Published by The OT Centre 24th January 2024
In September 2019, Helen Spencer The OT Centre's Clinical Director struggled to enjoy a family holiday in Greece finding she was inexplicably tired, accompanied by dizziness and joint pain. Despite sleeping late and dipping out of family activities, she couldn't shake her tiredness. As the weeks and then months went by, Helen's situation worsened and she started to experience a range of seemingly unrelated symptoms and difficulties.
January 2024. Life has not returned to normal. We have learned to adapt our lives at work and at home, using strategies to limit the debilitating physical and neurological symptoms of this disease.
Chronic Fatigue Syndrome (CFS), also known as Myalgic Encephalomyelitis (ME), is a complex and often misunderstood medical condition characterised by extreme fatigue that doesn't improve with rest. The lived experience of CFS is more than just feeling tired; it's a state of constant exhaustion that can profoundly impact every aspect of daily life.
CFS presents a range of symptoms, but the most obvious is persistent fatigue. Unlike normal tiredness, this fatigue doesn't improve with rest and worsens with even minimal physical or mental exertion. Other common symptoms include:
Sleep disturbances
Muscular and joint pain
Poor concentration or memory
Sore throat and swollen lymph nodes
Post-exertional malaise lasting more than 24 hours
The impact of CFS on daily life is profound. Physically, relentless fatigue can make simple tasks like showering, cooking, or even holding a conversation incredibly challenging. The relentless and inexplicable nature of this condition takes its toll psychologically. Work presents very particular challenges and can't be flexed and adapted as readily as home life. The two most significant challenges at work are a combination of cognitive exertion and times of stress which are highly fatiguing and can setup a vicious cycle.

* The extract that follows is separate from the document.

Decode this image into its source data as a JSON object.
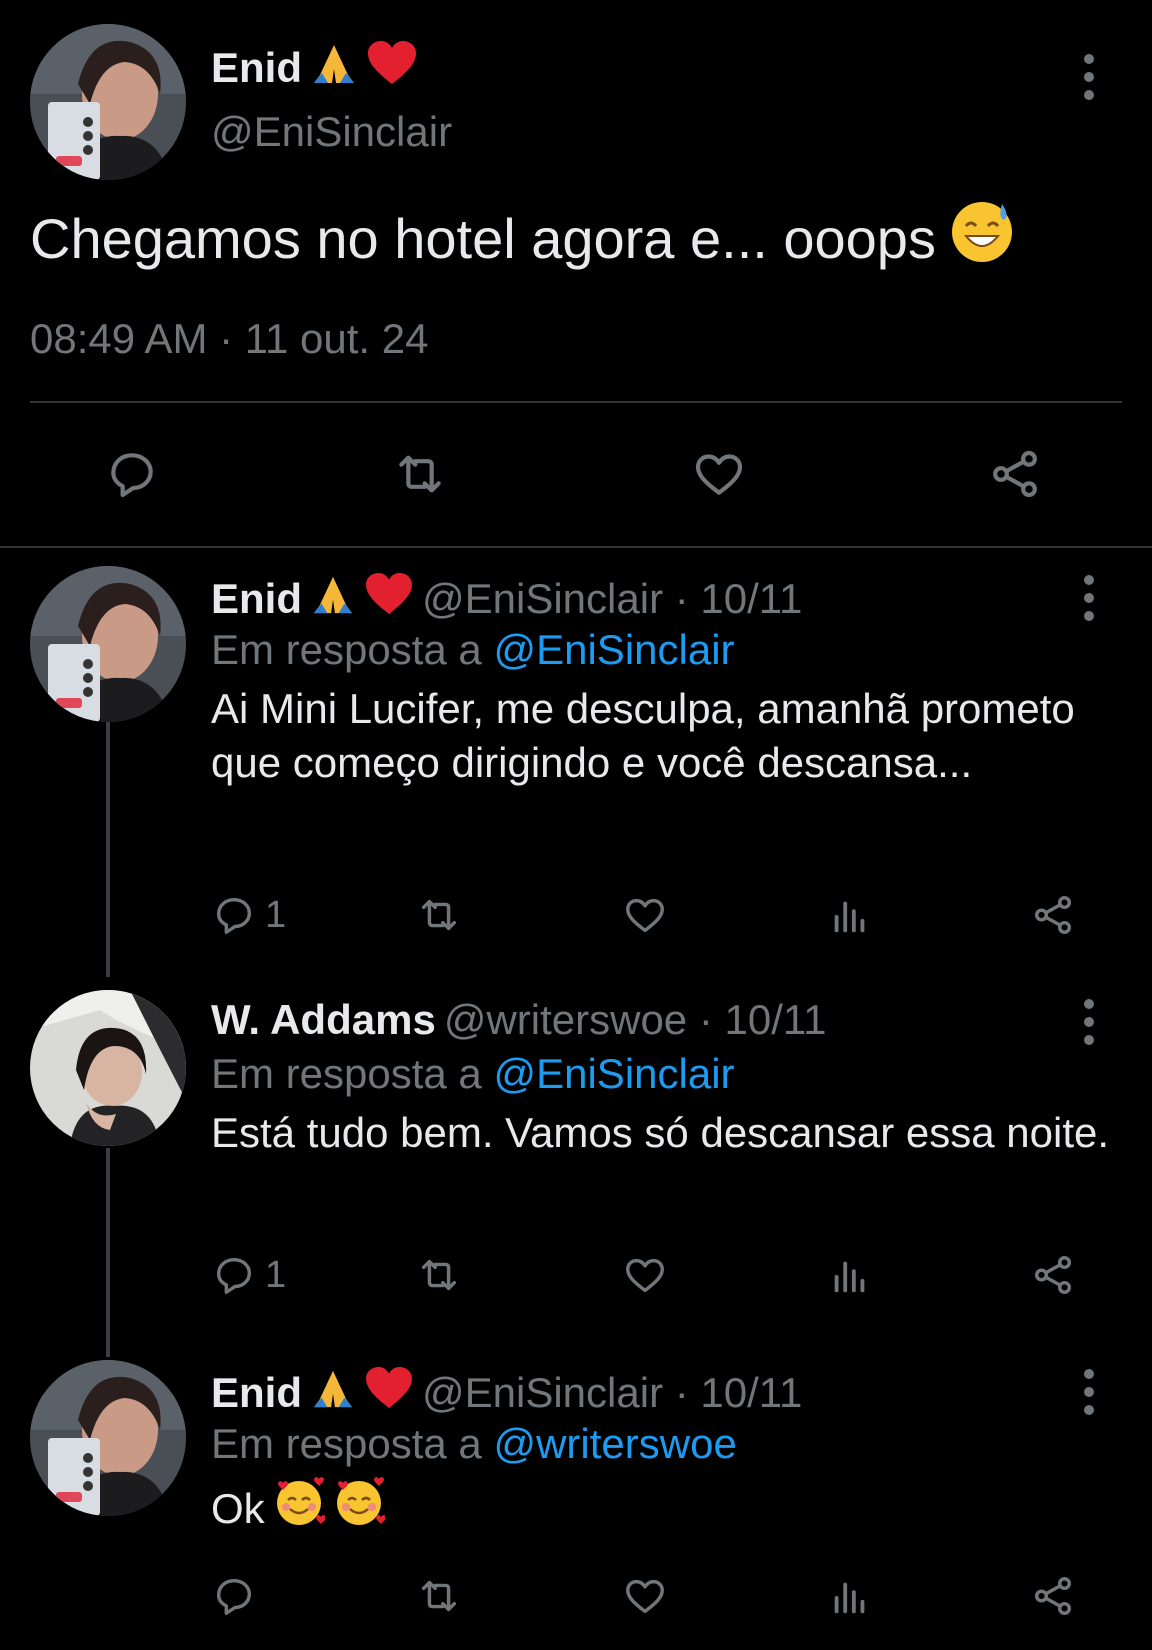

Despite significant research, the medical community's understanding of CFS remains incomplete. It is now recognised as a legitimate medical condition by major health organisations, including the World Health Organization (WHO) and the NHS. However, diagnosing CFS can be difficult due to the lack of specific tests and the similarity of its symptoms to other conditions. Moreover, the response and attitudes of individual medical professions to this mystery illness is still very mixed. Whilst NICE have updated their guidelines in the last couple of years, better representing the condition and management strategies, actual services on the ground are limited and vary significantly by region.
The exact cause of CFS is still unknown, but several theories are being explored.

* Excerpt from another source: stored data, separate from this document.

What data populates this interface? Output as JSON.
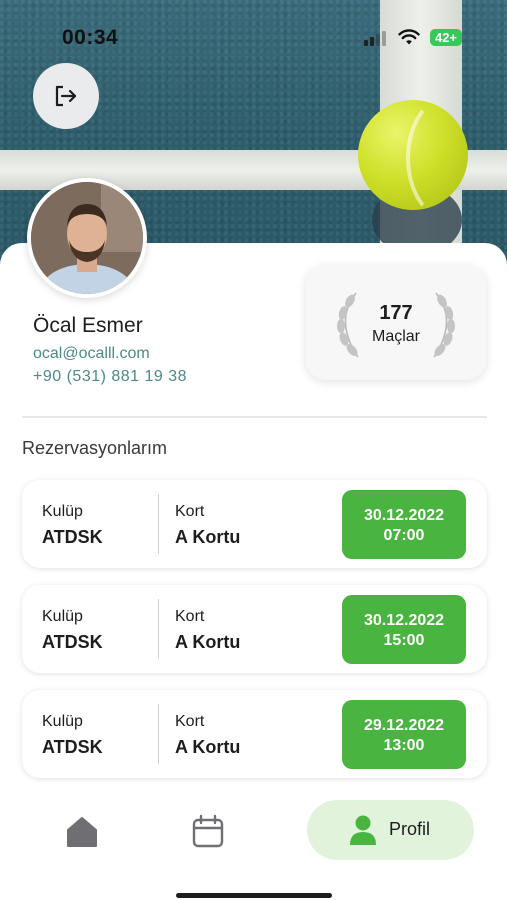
{
  "status_bar": {
    "time": "00:34",
    "battery": "42+"
  },
  "header": {
    "logout_icon": "logout-icon"
  },
  "profile": {
    "name": "Öcal Esmer",
    "email": "ocal@ocalll.com",
    "phone": "+90 (531) 881 19 38"
  },
  "stats": {
    "matches_count": "177",
    "matches_label": "Maçlar"
  },
  "reservations": {
    "title": "Rezervasyonlarım",
    "items": [
      {
        "club_label": "Kulüp",
        "club": "ATDSK",
        "court_label": "Kort",
        "court": "A Kortu",
        "date": "30.12.2022",
        "time": "07:00"
      },
      {
        "club_label": "Kulüp",
        "club": "ATDSK",
        "court_label": "Kort",
        "court": "A Kortu",
        "date": "30.12.2022",
        "time": "15:00"
      },
      {
        "club_label": "Kulüp",
        "club": "ATDSK",
        "court_label": "Kort",
        "court": "A Kortu",
        "date": "29.12.2022",
        "time": "13:00"
      }
    ]
  },
  "nav": {
    "home_icon": "home-icon",
    "calendar_icon": "calendar-icon",
    "profile_label": "Profil"
  },
  "colors": {
    "accent_green": "#49b43f",
    "profile_pill": "#e2f3dc",
    "link_teal": "#4d8a8a"
  }
}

Viral infections: Some cases of CFS are preceded by viral infections, suggesting a possible link.
Immune system dysfunction: Abnormal immune responses have been observed in CFS patients.
Hormonal imbalances: Some people with CFS have abnormal blood levels of hormones produced by the hypothalamus, pituitary glands, or adrenal glands.
Genetic predisposition: There is some evidence to suggest that genetics may play a role in CFS.
There is no cure for CFS. Living with CFS requires an understanding of how the disease affects the individual and learning to adapt every day life to minimise mental and physical fatigue as far as possible.
Pace: balancing activity and rest to avoid exacerbating symptoms
Rest: complete physical, cognitive and sensory rest time on a regular basis
Chronic Fatigue Syndrome is a challenging condition that affects every facet of life. While the medical community continues to seek answers, those living with CFS must navigate daily life. By understanding the symptoms, impacts, and strategies for management, people with CFS can find ways to cope and maintain a quality of life within their limitations. As research progresses, there is hope for more effective treatments and a deeper understanding of this enigmatic condition.